Эти безудержные игры капризной природы породили у некоторых мужчин — и некоторых женщин тоже — странные и чудесные свойства, наделили их органами чувств и силами превыше тех, которые требовались для обычной жизни. Зачастую эти свойства передавались от предков к потомкам на протяжении многих поколений, а случалось, что мужчины такого сорта вступали в брак с такими же женщинами, отчего возникали мутации и генетические типы, о которых к тому времени, когда вопросами наследственности занялись ученые XX века, давно и прочно забыли: ну, легко ли отследить особенности, которыми отличается седьмой сын седьмого сына или девятая дочь девятой дочери?
Милакрион Бессмертный, бывший на самом деле отнюдь не бессмертным, являлся величайшим из всех волшебников Тхим’хдры, а следующим по рангу следовало бы, вероятно, считать его весьма отдаленного потомка Тех Атха из Клухна. Затем, пожалуй, можно было бы поставить Эксиора К’мула, который одно время учился у Милакриона и наследовал многие из его чудотворных умений. А Эксиор оказался бы далеко не первым из магов, попавшим вследствие своих экспериментов в крайне затруднительное положение…
Милакрион умер сто двадцать лет назад, пав жертвой своей собственной магии. Задолго до того Файтор Улл, первый учитель Эксиора, плохо продумал заклинание и обратился в зеленую пыль. На горе Гатч, там, где некогда возвышалось над рекой Лухр обращенное к степям Хроссы просторное имение Умхаммера Карка с террасами, стенами и павильонами, зияла бездонная пропасть, с шипением исторгавшая из себя клубы едкого желтого пара. Волшебники один за другим уходили путем, предписанным волшебникам.

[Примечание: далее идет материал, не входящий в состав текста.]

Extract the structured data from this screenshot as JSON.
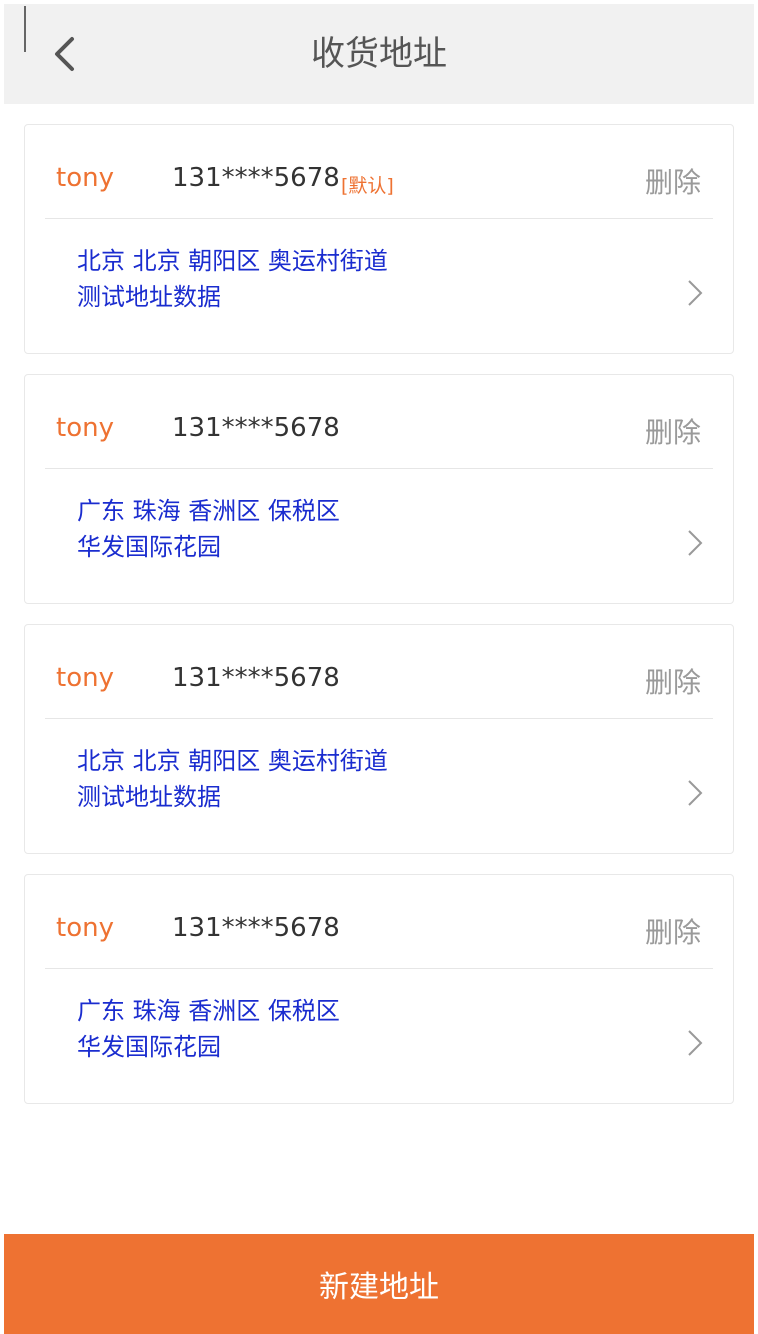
{
  "header": {
    "title": "收货地址",
    "back_icon": "chevron-left-icon"
  },
  "addresses": [
    {
      "name": "tony",
      "phone": "131****5678",
      "default_tag": "[默认]",
      "delete_label": "删除",
      "region": "北京 北京 朝阳区 奥运村街道",
      "detail": "测试地址数据"
    },
    {
      "name": "tony",
      "phone": "131****5678",
      "default_tag": "",
      "delete_label": "删除",
      "region": "广东 珠海 香洲区 保税区",
      "detail": "华发国际花园"
    },
    {
      "name": "tony",
      "phone": "131****5678",
      "default_tag": "",
      "delete_label": "删除",
      "region": "北京 北京 朝阳区 奥运村街道",
      "detail": "测试地址数据"
    },
    {
      "name": "tony",
      "phone": "131****5678",
      "default_tag": "",
      "delete_label": "删除",
      "region": "广东 珠海 香洲区 保税区",
      "detail": "华发国际花园"
    }
  ],
  "footer": {
    "new_address_label": "新建地址"
  },
  "colors": {
    "accent": "#ee7232",
    "address_text": "#1a2ccf",
    "header_bg": "#f1f1f1"
  }
}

Кто посвящает жизнь манипуляциям с волшебной палочкой…
А теперь…
— Моя очередь, — буркнул себе под нос Эксиор К’мул, хмуро бродивший по своему скрытому за стеной дворцу в самом центре разрушенного Хумквасса, который некогда был горделивым воинственным городом. Ламии призывно виляли перед ним задами, суккубы прижимались к нему грудями, пытаясь развеять его тоску, но Эксиор лишь восклицал: «Вах!» — и либо отмахивался от них, либо отсылал их с какими-то надуманными поручениями, чтобы не докучали и не раздражали его. Неужели эти безмозглые создания не понимают, что его судьба станет и их судьбой? И как можно не видеть, насколько близко эта судьба подступила?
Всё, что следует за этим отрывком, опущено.